Alston-Miller is the first individual in UCA history to receive both the Teaching Excellence Award and the Public Service Award in the same year. She was recognized at the 62nd annual UCA Service Awards Ceremony, which is held at the end of each academic year to honor and recognize faculty and staff.
Alston-Miller is a board member for the City of Hope Outreach Academy, Conway Cradle Care and the Arkansas Breastfeeding Coalition. She also served as interim president and president of the Faulkner County Graduate Chapter of Sigma Gamma Rho Sorority, Inc. In addition to her public service, Alston-Miller is a social media advocate for prenatal, infant and postpartum support groups, and she is also a grant writer for the Eunice Kennedy Shriver National Institute of Child Health and Human Development, an organization committed to reducing infant mortality in the African-American community.
When asked what service means to her, Alston-Miller didn’t hesitate to answer. “Service is helping people constantly. It’s not me coming in, trying to fix a problem and going back to my house,” she said. “You have to know the people you want to help and maintain a constant dialogue. You need to ask, ‘What can we do to help you, and how can we be a part of your lives?’ Let people know that we’re here and we aren’t going anywhere.”
Growing up, Alston-Miller was very interested in helping her fellow woman. “I was a candy striper, and I liked being in that environment where I could help people. I was worried I would just be getting coffee, but they always gave me something to do where I could help people,” Alston-Miller said. “I also took a Safe Sitter’s class, so I learned how to help and protect babies at an early age.”
Alston-Miller also volunteered at a rape crisis center before college, which led her to continue to volunteer with an organization called Stealing Home once she started college at the University of Richmond, where she helped victims of sexual assault and taught others how to do the same. “It was life changing for me,” Alston-Miller said. “This was about how to seek proper consent, how to communicate that and help victims of sexual assault.”
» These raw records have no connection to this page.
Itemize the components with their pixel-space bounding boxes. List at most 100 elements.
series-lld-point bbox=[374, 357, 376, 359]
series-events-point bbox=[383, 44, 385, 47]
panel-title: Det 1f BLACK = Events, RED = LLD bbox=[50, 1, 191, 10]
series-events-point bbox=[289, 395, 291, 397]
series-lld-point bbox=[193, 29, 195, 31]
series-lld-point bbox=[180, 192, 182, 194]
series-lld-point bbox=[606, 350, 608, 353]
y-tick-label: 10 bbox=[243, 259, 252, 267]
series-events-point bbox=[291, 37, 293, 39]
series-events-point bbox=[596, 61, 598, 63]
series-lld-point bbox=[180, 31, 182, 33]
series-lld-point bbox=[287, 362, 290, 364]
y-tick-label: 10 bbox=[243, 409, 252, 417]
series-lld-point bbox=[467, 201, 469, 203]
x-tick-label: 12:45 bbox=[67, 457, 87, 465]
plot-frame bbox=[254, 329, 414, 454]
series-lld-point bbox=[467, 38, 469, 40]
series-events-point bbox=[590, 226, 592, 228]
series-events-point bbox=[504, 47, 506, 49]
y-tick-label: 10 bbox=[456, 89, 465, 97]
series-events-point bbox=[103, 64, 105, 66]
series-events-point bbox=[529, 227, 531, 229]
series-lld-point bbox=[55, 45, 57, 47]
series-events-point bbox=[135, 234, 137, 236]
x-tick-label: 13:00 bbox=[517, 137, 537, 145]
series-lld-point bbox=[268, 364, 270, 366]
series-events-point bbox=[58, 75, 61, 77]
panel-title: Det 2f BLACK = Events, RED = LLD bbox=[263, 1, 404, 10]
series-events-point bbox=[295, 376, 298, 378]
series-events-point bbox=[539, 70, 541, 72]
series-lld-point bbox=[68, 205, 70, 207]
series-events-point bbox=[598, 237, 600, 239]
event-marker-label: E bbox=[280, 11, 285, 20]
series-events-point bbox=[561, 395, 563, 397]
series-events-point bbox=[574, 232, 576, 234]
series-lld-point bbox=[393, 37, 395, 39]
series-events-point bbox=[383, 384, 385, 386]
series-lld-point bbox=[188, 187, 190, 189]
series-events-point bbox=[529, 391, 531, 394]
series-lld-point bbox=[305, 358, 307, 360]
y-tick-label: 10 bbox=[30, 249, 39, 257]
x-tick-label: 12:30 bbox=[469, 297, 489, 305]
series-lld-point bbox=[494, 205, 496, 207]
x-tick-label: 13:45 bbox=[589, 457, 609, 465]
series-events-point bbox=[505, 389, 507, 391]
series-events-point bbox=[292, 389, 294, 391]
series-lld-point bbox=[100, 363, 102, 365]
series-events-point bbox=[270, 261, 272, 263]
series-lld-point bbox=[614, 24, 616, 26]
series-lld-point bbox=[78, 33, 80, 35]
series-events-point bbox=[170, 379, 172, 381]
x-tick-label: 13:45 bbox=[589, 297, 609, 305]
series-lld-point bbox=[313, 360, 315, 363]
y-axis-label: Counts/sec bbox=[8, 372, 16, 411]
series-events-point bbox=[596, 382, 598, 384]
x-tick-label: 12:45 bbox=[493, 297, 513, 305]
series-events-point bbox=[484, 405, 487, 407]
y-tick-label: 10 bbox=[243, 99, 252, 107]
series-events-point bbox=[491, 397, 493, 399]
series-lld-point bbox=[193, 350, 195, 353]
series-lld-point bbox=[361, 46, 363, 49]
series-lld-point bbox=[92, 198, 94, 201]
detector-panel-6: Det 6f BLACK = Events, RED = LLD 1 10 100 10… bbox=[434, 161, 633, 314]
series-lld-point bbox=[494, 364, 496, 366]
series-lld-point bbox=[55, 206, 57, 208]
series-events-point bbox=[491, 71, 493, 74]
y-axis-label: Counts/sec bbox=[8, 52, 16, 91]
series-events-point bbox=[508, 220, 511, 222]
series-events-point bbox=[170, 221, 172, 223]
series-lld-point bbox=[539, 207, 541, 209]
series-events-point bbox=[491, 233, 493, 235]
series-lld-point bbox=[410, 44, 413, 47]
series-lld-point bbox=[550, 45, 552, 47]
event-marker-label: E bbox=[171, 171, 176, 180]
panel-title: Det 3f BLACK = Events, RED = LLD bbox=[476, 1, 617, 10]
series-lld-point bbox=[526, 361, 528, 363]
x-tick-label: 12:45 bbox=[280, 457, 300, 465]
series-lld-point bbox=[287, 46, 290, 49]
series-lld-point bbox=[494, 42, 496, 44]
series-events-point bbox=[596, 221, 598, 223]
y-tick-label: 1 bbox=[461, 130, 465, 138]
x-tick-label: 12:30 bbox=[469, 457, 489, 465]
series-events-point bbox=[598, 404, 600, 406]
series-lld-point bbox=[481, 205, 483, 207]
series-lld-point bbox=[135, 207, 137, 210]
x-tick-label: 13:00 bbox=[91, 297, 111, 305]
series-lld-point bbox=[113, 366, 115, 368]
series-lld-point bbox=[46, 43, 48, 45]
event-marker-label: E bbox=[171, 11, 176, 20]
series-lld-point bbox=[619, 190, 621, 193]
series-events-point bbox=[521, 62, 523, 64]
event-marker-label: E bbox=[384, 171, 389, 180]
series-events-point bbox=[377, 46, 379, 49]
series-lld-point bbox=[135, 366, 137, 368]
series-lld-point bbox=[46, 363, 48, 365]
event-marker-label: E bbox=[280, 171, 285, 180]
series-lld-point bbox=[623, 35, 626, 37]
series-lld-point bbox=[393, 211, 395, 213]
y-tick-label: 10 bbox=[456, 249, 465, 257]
Even if she weren’t a professor, Alston-Miller said she would still have the desire for a service outlet. “I’m fortunate to have a job with service built into it. I have a passion for this,” Alston-Miller said. “To me, service is also sitting in my office and mentoring students. I have formal advisees, but I also have informal advisees. We keep pretty busy in the service arena around here, which makes me happy.”